There are two types of fertilizers F₁ and F₂. F₁ consists of 10% nitrogen and 6% phosphoric acid and ​F₂ consists of 5% nitrogen and 10% phosphoric acid. After testing the soil conditions, a farmer finds the she needs atleast 14 kg of nitrogen and 14 kg of phosphoric acid for her crop. If F₁ costs ₹6/kg and F₂ costs ₹5/kg, determine how much of each type of fertilizer should be used so that the nutrient requirements are met at minimum cost. What is the minimum cost? 

Answer 1

Suppose x kg of fertilizer F₁ and and y kg of fertilizer F₂ is used to meet the nutrient requirements.

F₁ consists of 10% nitrogen and F₂ consists of 5% nitrogen. But, the farmer needs atleast 14 kg of nitorgen for the crops.

∴ 10% of x kg + 5% of y kg ≥ 14 kg

\[\Rightarrow \frac{x}{10} + \frac{y}{20} \geq 14\]
\[ \Rightarrow 2x + y \geq 280\] 

Similarly, F₁ consists of 6% phosphoric acid and F₂ consists of 10% phosphoric acid.
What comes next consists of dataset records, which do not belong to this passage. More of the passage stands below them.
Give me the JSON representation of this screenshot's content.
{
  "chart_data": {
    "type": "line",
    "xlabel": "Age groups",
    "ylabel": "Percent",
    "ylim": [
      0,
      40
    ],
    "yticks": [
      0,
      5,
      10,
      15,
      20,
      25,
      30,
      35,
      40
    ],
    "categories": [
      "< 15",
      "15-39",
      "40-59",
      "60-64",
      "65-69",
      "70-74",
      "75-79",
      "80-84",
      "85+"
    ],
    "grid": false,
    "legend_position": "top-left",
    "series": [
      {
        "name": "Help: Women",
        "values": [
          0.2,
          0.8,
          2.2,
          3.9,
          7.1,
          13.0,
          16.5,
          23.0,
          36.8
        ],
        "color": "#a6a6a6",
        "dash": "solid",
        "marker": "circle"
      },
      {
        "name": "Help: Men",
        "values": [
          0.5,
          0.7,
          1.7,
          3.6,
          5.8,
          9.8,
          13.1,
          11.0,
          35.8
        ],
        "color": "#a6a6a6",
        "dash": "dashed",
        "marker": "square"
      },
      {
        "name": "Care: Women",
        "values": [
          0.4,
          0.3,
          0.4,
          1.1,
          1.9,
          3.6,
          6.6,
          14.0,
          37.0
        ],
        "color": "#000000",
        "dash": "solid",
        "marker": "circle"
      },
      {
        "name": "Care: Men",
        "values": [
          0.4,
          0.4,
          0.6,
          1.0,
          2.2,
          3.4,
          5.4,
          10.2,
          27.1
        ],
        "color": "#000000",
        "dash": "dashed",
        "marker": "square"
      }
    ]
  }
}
But, the farmer needs atleast 14 kg of phosphoric acid for the crops.

∴ 6% of x kg + 10% of y kg ≥ 14 kg

\[\Rightarrow \frac{6x}{100} + \frac{10y}{100} \geq 14\]
\[ \Rightarrow 3x + 5y \geq 700\]
The cost of fertilizer F₁ is ₹6/kg and fertilizer F₂ is ₹5/kg, therefore, total cost of x kg of fertilizer F₁ and and y kg of fertilizer F₂ is ₹(6x + 5y).

Thus, the given linear programming problem is

Minimise Z = 6x + 5y

subject to the constraints

2x + y ≥ 280

3x + 5y ≥ 700

x, y ≥ 0

The feasible region determined by the given constraints can be diagrammatically represented as,

The coordinates of the corner points of the feasible region are \[A\left( \frac{700}{3}, 0 \right), B ( 100,80 )   \text{ and C }( 0,280 )\] .

The value of the objective function at these points are given in the following table.

Corner Point	Z = 6x + 5y
\[\left( \frac{700}{3}, 0 \right)\]	\[6 \times \frac{700}{3} + 5 \times 0 = 1400\]
(100, 80)	6 × 100 + 5 × 80 = 1000 → Minimum
(0, 280)	6 × 0 + 5 × 280 = 1400

The smallest value of Z is 1000 which is obtained at x = 100, y = 80.

It can be seen that the open half-plane represented by 6x + 5y < 1000 has no common points with the feasible region.

So, the minimum value of Z is 1000.

Hence, 100 kg of fertilizer F₁ and and 80 kg of fertilizer F₂ should be used so that the nutrient requirements are met at minimum cost. The minimum cost is ₹1,000.